Jared was staring into the mirror. His gaze moved from her face to his and back. Then turned his head slightly back and forth, as if he doubted he believed what he saw.
“It’s all right,” he said finally, tearing his gaze
away from the mirror. “Just glad to see a familiar face, for a change.”
“Ah,” she replied in understanding. After more than a century, naturally, he’d be eager to get re-acquainted with his face.
She managed to slap the lid on the toilet down just before he sat her on it. Then she leaned forward and let what remaining blood she had rush back to her head.
“Look for washcloths, either under the sink or in that closet,” she pointed, and he found several. “You can,” she stopped to lick her dry lips, “get water by turning those knobs on the sink.” Lord, she was in no shape to walk him through how everything worked in this century.
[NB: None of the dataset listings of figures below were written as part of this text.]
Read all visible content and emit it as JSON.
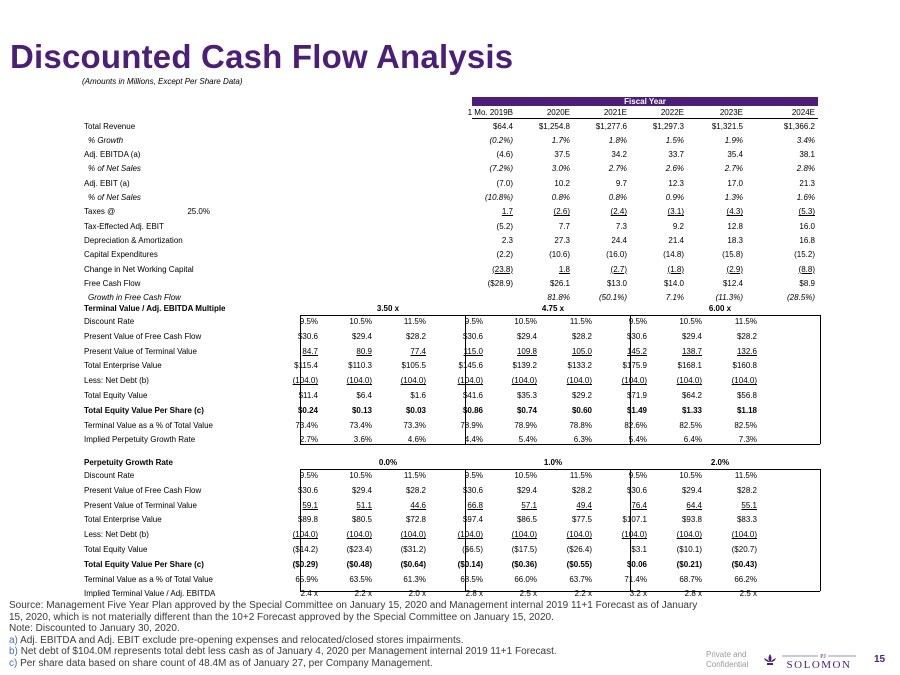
{
  "page": {
    "title": "Discounted Cash Flow Analysis",
    "subtitle": "(Amounts in Millions, Except Per Share Data)",
    "fiscal_year_label": "Fiscal Year",
    "confidential_line1": "Private and",
    "confidential_line2": "Confidential",
    "logo_text": "SOLOMON",
    "logo_mark": "PJ",
    "page_number": "15",
    "brand_color": "#4b1e78"
  },
  "projection": {
    "columns": [
      "1 Mo. 2019B",
      "2020E",
      "2021E",
      "2022E",
      "2023E",
      "2024E"
    ],
    "rows": [
      {
        "label": "Total Revenue",
        "values": [
          "$64.4",
          "$1,254.8",
          "$1,277.6",
          "$1,297.3",
          "$1,321.5",
          "$1,366.2"
        ]
      },
      {
        "label": "% Growth",
        "values": [
          "(0.2%)",
          "1.7%",
          "1.8%",
          "1.5%",
          "1.9%",
          "3.4%"
        ]
      },
      {
        "label": "Adj. EBITDA (a)",
        "values": [
          "(4.6)",
          "37.5",
          "34.2",
          "33.7",
          "35.4",
          "38.1"
        ]
      },
      {
        "label": "% of Net Sales",
        "values": [
          "(7.2%)",
          "3.0%",
          "2.7%",
          "2.6%",
          "2.7%",
          "2.8%"
        ]
      },
      {
        "label": "Adj. EBIT (a)",
        "values": [
          "(7.0)",
          "10.2",
          "9.7",
          "12.3",
          "17.0",
          "21.3"
        ]
      },
      {
        "label": "% of Net Sales",
        "values": [
          "(10.8%)",
          "0.8%",
          "0.8%",
          "0.9%",
          "1.3%",
          "1.6%"
        ]
      },
      {
        "label": "Taxes @",
        "rate": "25.0%",
        "values": [
          "1.7",
          "(2.6)",
          "(2.4)",
          "(3.1)",
          "(4.3)",
          "(5.3)"
        ]
      },
      {
        "label": "Tax-Effected Adj. EBIT",
        "values": [
          "(5.2)",
          "7.7",
          "7.3",
          "9.2",
          "12.8",
          "16.0"
        ]
      },
      {
        "label": "Depreciation & Amortization",
        "values": [
          "2.3",
          "27.3",
          "24.4",
          "21.4",
          "18.3",
          "16.8"
        ]
      },
      {
        "label": "Capital Expenditures",
        "values": [
          "(2.2)",
          "(10.6)",
          "(16.0)",
          "(14.8)",
          "(15.8)",
          "(15.2)"
        ]
      },
      {
        "label": "Change in Net Working Capital",
        "values": [
          "(23.8)",
          "1.8",
          "(2.7)",
          "(1.8)",
          "(2.9)",
          "(8.8)"
        ]
      },
      {
        "label": "Free Cash Flow",
        "values": [
          "($28.9)",
          "$26.1",
          "$13.0",
          "$14.0",
          "$12.4",
          "$8.9"
        ]
      },
      {
        "label": "Growth in Free Cash Flow",
        "values": [
          "",
          "81.8%",
          "(50.1%)",
          "7.1%",
          "(11.3%)",
          "(28.5%)"
        ]
      }
    ]
  },
  "terminal_multiple": {
    "header": "Terminal Value / Adj. EBITDA Multiple",
    "groups": [
      "3.50 x",
      "4.75 x",
      "6.00 x"
    ],
    "rows": [
      {
        "label": "Discount Rate",
        "values": [
          "9.5%",
          "10.5%",
          "11.5%",
          "9.5%",
          "10.5%",
          "11.5%",
          "9.5%",
          "10.5%",
          "11.5%"
        ]
      },
      {
        "label": "Present Value of Free Cash Flow",
        "values": [
          "$30.6",
          "$29.4",
          "$28.2",
          "$30.6",
          "$29.4",
          "$28.2",
          "$30.6",
          "$29.4",
          "$28.2"
        ]
      },
      {
        "label": "Present Value of Terminal Value",
        "values": [
          "84.7",
          "80.9",
          "77.4",
          "115.0",
          "109.8",
          "105.0",
          "145.2",
          "138.7",
          "132.6"
        ]
      },
      {
        "label": "Total Enterprise Value",
        "values": [
          "$115.4",
          "$110.3",
          "$105.5",
          "$145.6",
          "$139.2",
          "$133.2",
          "$175.9",
          "$168.1",
          "$160.8"
        ]
      },
      {
        "label": "Less: Net Debt (b)",
        "values": [
          "(104.0)",
          "(104.0)",
          "(104.0)",
          "(104.0)",
          "(104.0)",
          "(104.0)",
          "(104.0)",
          "(104.0)",
          "(104.0)"
        ]
      },
      {
        "label": "Total Equity Value",
        "values": [
          "$11.4",
          "$6.4",
          "$1.6",
          "$41.6",
          "$35.3",
          "$29.2",
          "$71.9",
          "$64.2",
          "$56.8"
        ]
      },
      {
        "label": "Total Equity Value Per Share (c)",
        "values": [
          "$0.24",
          "$0.13",
          "$0.03",
          "$0.86",
          "$0.74",
          "$0.60",
          "$1.49",
          "$1.33",
          "$1.18"
        ]
      },
      {
        "label": "Terminal Value as a % of Total Value",
        "values": [
          "73.4%",
          "73.4%",
          "73.3%",
          "78.9%",
          "78.9%",
          "78.8%",
          "82.6%",
          "82.5%",
          "82.5%"
        ]
      },
      {
        "label": "Implied Perpetuity Growth Rate",
        "values": [
          "2.7%",
          "3.6%",
          "4.6%",
          "4.4%",
          "5.4%",
          "6.3%",
          "5.4%",
          "6.4%",
          "7.3%"
        ]
      }
    ]
  },
  "perpetuity": {
    "header": "Perpetuity Growth Rate",
    "groups": [
      "0.0%",
      "1.0%",
      "2.0%"
    ],
    "rows": [
      {
        "label": "Discount Rate",
        "values": [
          "9.5%",
          "10.5%",
          "11.5%",
          "9.5%",
          "10.5%",
          "11.5%",
          "9.5%",
          "10.5%",
          "11.5%"
        ]
      },
      {
        "label": "Present Value of Free Cash Flow",
        "values": [
          "$30.6",
          "$29.4",
          "$28.2",
          "$30.6",
          "$29.4",
          "$28.2",
          "$30.6",
          "$29.4",
          "$28.2"
        ]
      },
      {
        "label": "Present Value of Terminal Value",
        "values": [
          "59.1",
          "51.1",
          "44.6",
          "66.8",
          "57.1",
          "49.4",
          "76.4",
          "64.4",
          "55.1"
        ]
      },
      {
        "label": "Total Enterprise Value",
        "values": [
          "$89.8",
          "$80.5",
          "$72.8",
          "$97.4",
          "$86.5",
          "$77.5",
          "$107.1",
          "$93.8",
          "$83.3"
        ]
      },
      {
        "label": "Less: Net Debt (b)",
        "values": [
          "(104.0)",
          "(104.0)",
          "(104.0)",
          "(104.0)",
          "(104.0)",
          "(104.0)",
          "(104.0)",
          "(104.0)",
          "(104.0)"
        ]
      },
      {
        "label": "Total Equity Value",
        "values": [
          "($14.2)",
          "($23.4)",
          "($31.2)",
          "($6.5)",
          "($17.5)",
          "($26.4)",
          "$3.1",
          "($10.1)",
          "($20.7)"
        ]
      },
      {
        "label": "Total Equity Value Per Share (c)",
        "values": [
          "($0.29)",
          "($0.48)",
          "($0.64)",
          "($0.14)",
          "($0.36)",
          "($0.55)",
          "$0.06",
          "($0.21)",
          "($0.43)"
        ]
      },
      {
        "label": "Terminal Value as a % of Total Value",
        "values": [
          "65.9%",
          "63.5%",
          "61.3%",
          "68.5%",
          "66.0%",
          "63.7%",
          "71.4%",
          "68.7%",
          "66.2%"
        ]
      },
      {
        "label": "Implied Terminal Value / Adj. EBITDA",
        "values": [
          "2.4 x",
          "2.2 x",
          "2.0 x",
          "2.8 x",
          "2.5 x",
          "2.2 x",
          "3.2 x",
          "2.8 x",
          "2.5 x"
        ]
      }
    ]
  },
  "footnotes": {
    "source": "Source: Management Five Year Plan approved by the Special Committee on January 15, 2020 and Management internal 2019 11+1 Forecast as of January 15, 2020, which is not materially different than the 10+2 Forecast approved by the Special Committee on January 15, 2020.",
    "note": "Note: Discounted to January 30, 2020.",
    "a_letter": "a)",
    "a_text": "Adj. EBITDA and Adj. EBIT exclude pre-opening expenses and relocated/closed stores impairments.",
    "b_letter": "b)",
    "b_text": "Net debt of $104.0M represents total debt less cash as of January 4, 2020 per Management internal 2019 11+1 Forecast.",
    "c_letter": "c)",
    "c_text": "Per share data based on share count of 48.4M as of January 27, per Company Management."
  }
}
She hoped she could hold up.
Somehow she expected him to be fascinated by the prospect of indoor running water, but he did as she directed without fuss. She supposed she should stop and ponder why, but there were more pressing matters to take care of right now.
Jared winced at the discomfort he caused as he laid a warm, wet washcloth across Taylor’s shoulder. Plunging another under the running faucet, he studiously avoided another look in the mirror.
At last, he’d had a good look at the face he’d stolen. That the face wasn’t half bad looking didn’t make him feel any better about his act of thievery. In fact, the surprising thing was that the face didn’t look too terribly different from the one he remembered. His borrowed hair was deep brown, the borrowed eyes blue. Just like his own.
Odd that he managed to choose a man who looked remarkably like himself.
As he waited for the damp cloths to do their work, he crouched before Taylor in the cramped space of this room filled with hard, shiny surfaces, and checked her over for other injuries. A prodigious amount of blood soaked her shirt, the knees of her pants, and crusted on her hands and forearms. Some splattered on the side of her face, probably from when the ball had grazed her shoulder.